With Black Friday and Cyber Monday (BFCM) being the two biggest shopping events of the year and with other events on the horizon, there is a lot of preparation that Shopify needs to do on our platform. This effort needs a key driver to set expectations for many teams and hold them accountable to complete the work for their area in the platform.
I’m an Engineering Program Manager (EPM) with a focus on platform quality and was one of the main program managers (PgM) tapped midway in the year to drive these efforts.

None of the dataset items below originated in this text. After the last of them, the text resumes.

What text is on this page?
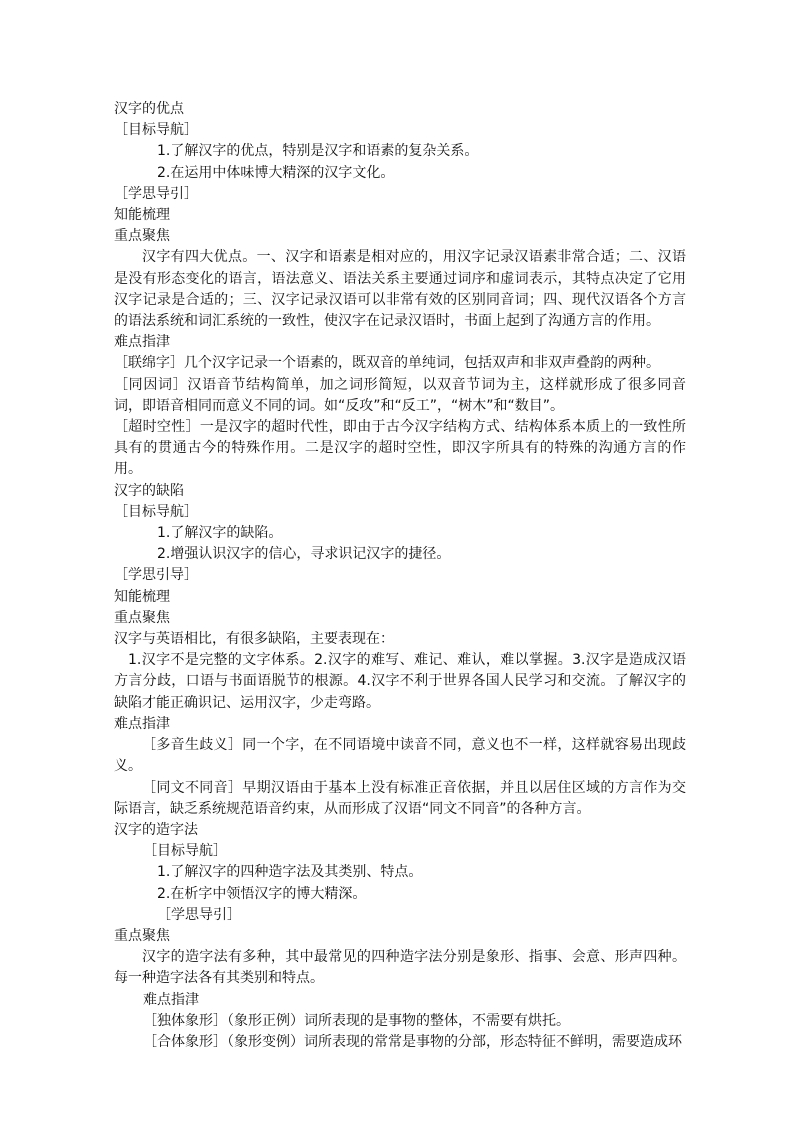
汉字的优点

［目标导航］

1.了解汉字的优点，特别是汉字和语素的复杂关系。

2.在运用中体味博大精深的汉字文化。

［学思导引］

知能梳理

重点聚焦

汉字有四大优点。一、汉字和语素是相对应的，用汉字记录汉语素非常合适；二、汉语是没有形态变化的语言，语法意义、语法关系主要通过词序和虚词表示，其特点决定了它用汉字记录是合适的；三、汉字记录汉语可以非常有效的区别同音词；四、现代汉语各个方言的语法系统和词汇系统的一致性，使汉字在记录汉语时，书面上起到了沟通方言的作用。

难点指津

［联绵字］几个汉字记录一个语素的，既双音的单纯词，包括双声和非双声叠韵的两种。

［同因词］汉语音节结构简单，加之词形简短，以双音节词为主，这样就形成了很多同音词，即语音相同而意义不同的词。如“反攻”和“反工”，“树木”和“数目”。

［超时空性］一是汉字的超时代性，即由于古今汉字结构方式、结构体系本质上的一致性所具有的贯通古今的特殊作用。二是汉字的超时空性，即汉字所具有的特殊的沟通方言的作用。

汉字的缺陷

［目标导航］

1.了解汉字的缺陷。

2.增强认识汉字的信心，寻求识记汉字的捷径。

［学思引导］

知能梳理

重点聚焦

汉字与英语相比，有很多缺陷，主要表现在：

1.汉字不是完整的文字体系。2.汉字的难写、难记、难认，难以掌握。3.汉字是造成汉语方言分歧，口语与书面语脱节的根源。4.汉字不利于世界各国人民学习和交流。了解汉字的缺陷才能正确识记、运用汉字，少走弯路。

难点指津

［多音生歧义］同一个字，在不同语境中读音不同，意义也不一样，这样就容易出现歧义。

［同文不同音］早期汉语由于基本上没有标准正音依据，并且以居住区域的方言作为交际语言，缺乏系统规范语音约束，从而形成了汉语“同文不同音”的各种方言。

汉字的造字法

［目标导航］

1.了解汉字的四种造字法及其类别、特点。

2.在析字中领悟汉字的博大精深。

［学思导引］

重点聚焦

汉字的造字法有多种，其中最常见的四种造字法分别是象形、指事、会意、形声四种。每一种造字法各有其类别和特点。

难点指津

［独体象形］（象形正例）词所表现的是事物的整体，不需要有烘托。

［合体象形］（象形变例）词所表现的常常是事物的分部，形态特征不鲜明，需要造成环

For this initiative I worked with three Production Engineering leads (BFCM leads) and three other program managers (with a respective focus in resiliency, scale, and capacity) to:
- understand opportunities for improvement
- build out a program that’s effective at scale
- create adjustments to the workflow specifically for BFCM
- execute the program
- start iterating on the program for next year.
Understanding our Opportunities
Each year, the BFCM leads start a large cross company push to get the platform ready for BFCM. They ask the teams responsible for critical areas of the platform to complete the following prep:
- focus on addressing the deprioritized maintenance from earlier in the year
- run game days
- load test
- scale-up capacity resources for any critical areas.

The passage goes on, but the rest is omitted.